Araba kullanmasını çok ama çok seviyorum. Ehliyet almadan önce rüyalarımda araba kullandığımı görürdüm. Bir keresinde herhalde üniversitenin ilk yazı falandı. Ehliyetimi almışım ama pratik yok. Annemle babam bir iş için Balıkesir'e gitmişler, giderken arabayı almamışlar. Kardeşimle birlikte arabayı alıp fabrikanın çalışanlarının gittiği lokantaya gitmeye karar verdik. Bir de yanımıza kardeşimin araba kullanmada benden daha tecrübeli arkadaşını da aldık. Ne olur ne olmaz diye. Çocuk aklı işte, arabayı çarpsam sanki o çocuk arabayı kurtaracak. Kazasız belasız gittik, yemeğimizi yedik, döndük. Herşey planladığımız gibiydi, eğer arabayı eski yerine park edebilseydik, babam hiçbirşeyi farketmeyecekti. Ancak arabayı çok alakasız bir yere park edince, Balıkesir'den dönen babam olan biteni çakozladı. Evde birkaç gün "minik araba kaçamağımızın" gerilimi sürdü.

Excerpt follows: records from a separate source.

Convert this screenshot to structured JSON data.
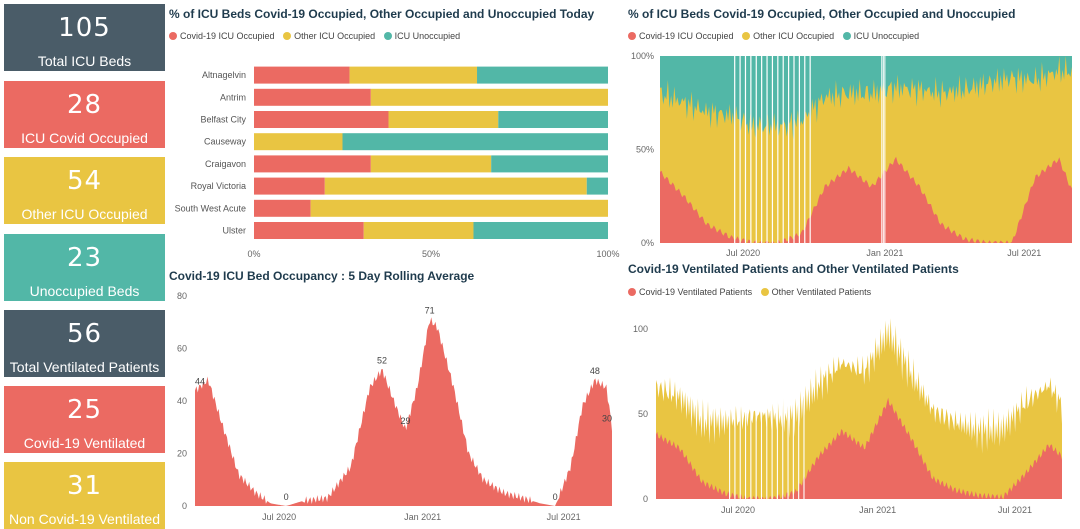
{
  "kpis": {
    "total_icu_beds": {
      "value": "105",
      "label": "Total ICU Beds"
    },
    "icu_covid_occupied": {
      "value": "28",
      "label": "ICU Covid Occupied"
    },
    "other_icu_occupied": {
      "value": "54",
      "label": "Other ICU Occupied"
    },
    "unoccupied_beds": {
      "value": "23",
      "label": "Unoccupied Beds"
    },
    "total_ventilated": {
      "value": "56",
      "label": "Total Ventilated Patients"
    },
    "covid_ventilated": {
      "value": "25",
      "label": "Covid-19 Ventilated"
    },
    "non_covid_ventilated": {
      "value": "31",
      "label": "Non Covid-19 Ventilated"
    }
  },
  "colors": {
    "covid": "#eb6a62",
    "other": "#e9c542",
    "unoccupied": "#52b7a7",
    "dark": "#4a5c68"
  },
  "chart_data": [
    {
      "type": "bar",
      "orientation": "horizontal-stacked-100",
      "title": "% of ICU Beds Covid-19 Occupied, Other Occupied and Unoccupied Today",
      "categories": [
        "Altnagelvin",
        "Antrim",
        "Belfast City",
        "Causeway",
        "Craigavon",
        "Royal Victoria",
        "South West Acute",
        "Ulster"
      ],
      "series": [
        {
          "name": "Covid-19 ICU Occupied",
          "values": [
            27,
            33,
            38,
            0,
            33,
            20,
            16,
            31
          ]
        },
        {
          "name": "Other ICU Occupied",
          "values": [
            36,
            67,
            31,
            25,
            34,
            74,
            84,
            31
          ]
        },
        {
          "name": "ICU Unoccupied",
          "values": [
            37,
            0,
            31,
            75,
            33,
            6,
            0,
            38
          ]
        }
      ],
      "xticks": [
        "0%",
        "50%",
        "100%"
      ],
      "legend": "top-left"
    },
    {
      "type": "area",
      "stacked": "100%",
      "title": "% of ICU Beds Covid-19 Occupied, Other Occupied and Unoccupied",
      "legend_labels": [
        "Covid-19 ICU Occupied",
        "Other ICU Occupied",
        "ICU Unoccupied"
      ],
      "x_anchor_dates": [
        "2020-03-15",
        "2020-04-15",
        "2020-05-15",
        "2020-06-15",
        "2020-07-15",
        "2020-08-15",
        "2020-09-15",
        "2020-10-15",
        "2020-11-15",
        "2020-12-15",
        "2021-01-15",
        "2021-02-15",
        "2021-03-15",
        "2021-04-15",
        "2021-05-15",
        "2021-06-15",
        "2021-07-15",
        "2021-08-15",
        "2021-09-01"
      ],
      "covid_pct": [
        38,
        25,
        10,
        3,
        0,
        0,
        5,
        30,
        40,
        30,
        45,
        30,
        10,
        2,
        0,
        0,
        35,
        45,
        28
      ],
      "other_pct": [
        42,
        50,
        60,
        65,
        62,
        62,
        60,
        48,
        40,
        50,
        38,
        52,
        70,
        80,
        85,
        88,
        52,
        47,
        64
      ],
      "xticks": [
        "Jul 2020",
        "Jan 2021",
        "Jul 2021"
      ],
      "yticks": [
        "0%",
        "50%",
        "100%"
      ],
      "legend": "top-left"
    },
    {
      "type": "area",
      "title": "Covid-19 ICU Bed Occupancy : 5 Day Rolling Average",
      "x_anchor_dates": [
        "2020-03-15",
        "2020-04-01",
        "2020-04-20",
        "2020-05-10",
        "2020-06-01",
        "2020-06-20",
        "2020-07-10",
        "2020-08-01",
        "2020-09-01",
        "2020-10-01",
        "2020-10-25",
        "2020-11-10",
        "2020-11-25",
        "2020-12-10",
        "2020-12-25",
        "2021-01-10",
        "2021-01-20",
        "2021-02-10",
        "2021-03-01",
        "2021-03-20",
        "2021-04-15",
        "2021-05-10",
        "2021-06-01",
        "2021-06-20",
        "2021-07-10",
        "2021-07-25",
        "2021-08-10",
        "2021-08-25",
        "2021-09-01"
      ],
      "values": [
        44,
        48,
        30,
        12,
        5,
        1,
        0,
        2,
        3,
        15,
        45,
        52,
        40,
        29,
        45,
        71,
        68,
        45,
        20,
        10,
        5,
        3,
        1,
        0,
        15,
        38,
        48,
        45,
        30
      ],
      "point_labels": [
        {
          "date": "2020-03-15",
          "label": "44"
        },
        {
          "date": "2020-07-10",
          "label": "0"
        },
        {
          "date": "2020-11-10",
          "label": "52"
        },
        {
          "date": "2020-12-10",
          "label": "29"
        },
        {
          "date": "2021-01-10",
          "label": "71"
        },
        {
          "date": "2021-06-20",
          "label": "0"
        },
        {
          "date": "2021-08-10",
          "label": "48"
        },
        {
          "date": "2021-09-01",
          "label": "30"
        }
      ],
      "ylim": [
        0,
        80
      ],
      "yticks": [
        "0",
        "20",
        "40",
        "60",
        "80"
      ],
      "xticks": [
        "Jul 2020",
        "Jan 2021",
        "Jul 2021"
      ]
    },
    {
      "type": "area",
      "stacked": true,
      "title": "Covid-19 Ventilated Patients and Other Ventilated Patients",
      "legend_labels": [
        "Covid-19 Ventilated Patients",
        "Other Ventilated Patients"
      ],
      "x_anchor_dates": [
        "2020-03-15",
        "2020-04-15",
        "2020-05-15",
        "2020-06-15",
        "2020-07-15",
        "2020-08-15",
        "2020-09-15",
        "2020-10-15",
        "2020-11-15",
        "2020-12-15",
        "2021-01-15",
        "2021-02-15",
        "2021-03-15",
        "2021-04-15",
        "2021-05-15",
        "2021-06-15",
        "2021-07-15",
        "2021-08-15",
        "2021-09-01"
      ],
      "covid_values": [
        38,
        30,
        10,
        3,
        0,
        0,
        4,
        25,
        40,
        30,
        58,
        35,
        12,
        5,
        2,
        1,
        15,
        32,
        25
      ],
      "other_values": [
        28,
        30,
        35,
        42,
        48,
        48,
        45,
        42,
        40,
        45,
        40,
        38,
        40,
        40,
        38,
        40,
        42,
        35,
        30
      ],
      "ylim": [
        0,
        110
      ],
      "yticks": [
        "0",
        "50",
        "100"
      ],
      "xticks": [
        "Jul 2020",
        "Jan 2021",
        "Jul 2021"
      ],
      "legend": "top-left"
    }
  ]
}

Zira babamın arabası(ları) pek kıymetliydi.
Neyse benim asıl anlatmak istediğim yan koltukçular yani şoförün yanında oturan, şoförden daha şoför olanlar. Yan koltukçular temelde belli başlı bazı ortak özelliklere sahipler. Bir kere genelde araba kullanan kişiler bunlar. Geçilen yollardan muhtemelen kendileri de çok kereler geçtiklerinden illa siz arabayı sürerken birşey söylerler; "ordan geçme, ortada tümsek var. sağa dönme yukarıdaki yoldan gidelim daha kestirme. on metre sonra kasis var, yavaşla." Böyle bıt bıt siz araba kullanırken, sürekli yol tarif ederler. Bir de yol tarif etmekle kalmaz, kullanma biçiminize de karışırlar. "Yaw ne biçim solluyorsun arabayı, hiç yan ayna kullanmaz mısın sen?, sinyal versene yahu!" gibi bilumum cümleyi hiç nefes almadan bir çırpıda söyler, hem kendilerini hem sizi gererler. Böyle direksiyon başında gerim gerim gerilerek tüm bildiklerinizi de unutur, kaza yapacağınız yoksa bile kaza yaparsınız.
Bir de araba kullanmayı bilmeyen ama öyleymiş gibi davranan yan koltukçular var. Annem gibi mesela. Böyle ikimiz binimişiz arabada gidiyoruz, havadan sudan konuşuyoruz, birden annem şöyle feryat eder: "Aaaaa ileride çukur var!!!". Öyle bir panik yapar ki insanı, sanırsın koca hendek, düşeceğiz, yuvarlanıp gideceğiz. O böyle yapınca tüm vücudum titrer, elim ayağım boşalır. Böyle bir saniyelik kalp krizi geçiririm. Çok fena birşey. Kaç kere dedim yapma şunu diye ama yok, huylu huyundan vazgeçmiyor.
Şimdi ben bu yan koltukçuları yazdım ya aslında ben de bir yan koltukçuyum. Ne zaman direksiyonun yanındaki koltuğa geçsem, ben de söylenmeye başlıyorum ya da söylenmeyeyim dediğim zaman birşey dememek için yan kapının kolunu sıkıyorum ki bu kullanananı pek bir rahatsız ediyor. Araba kullanmadan önce böyle değildi, yan koltukta sepet gibi gider gelirdim. Şimdi kendim hariç kimsenin araba kullanmasına güvenemiyorum. Sanırım bundan sonra gözlerime şu uçaklarda dağıtılan göz bantlarından takıp öyle seyahat edicem. Herkes için en iyisi bu.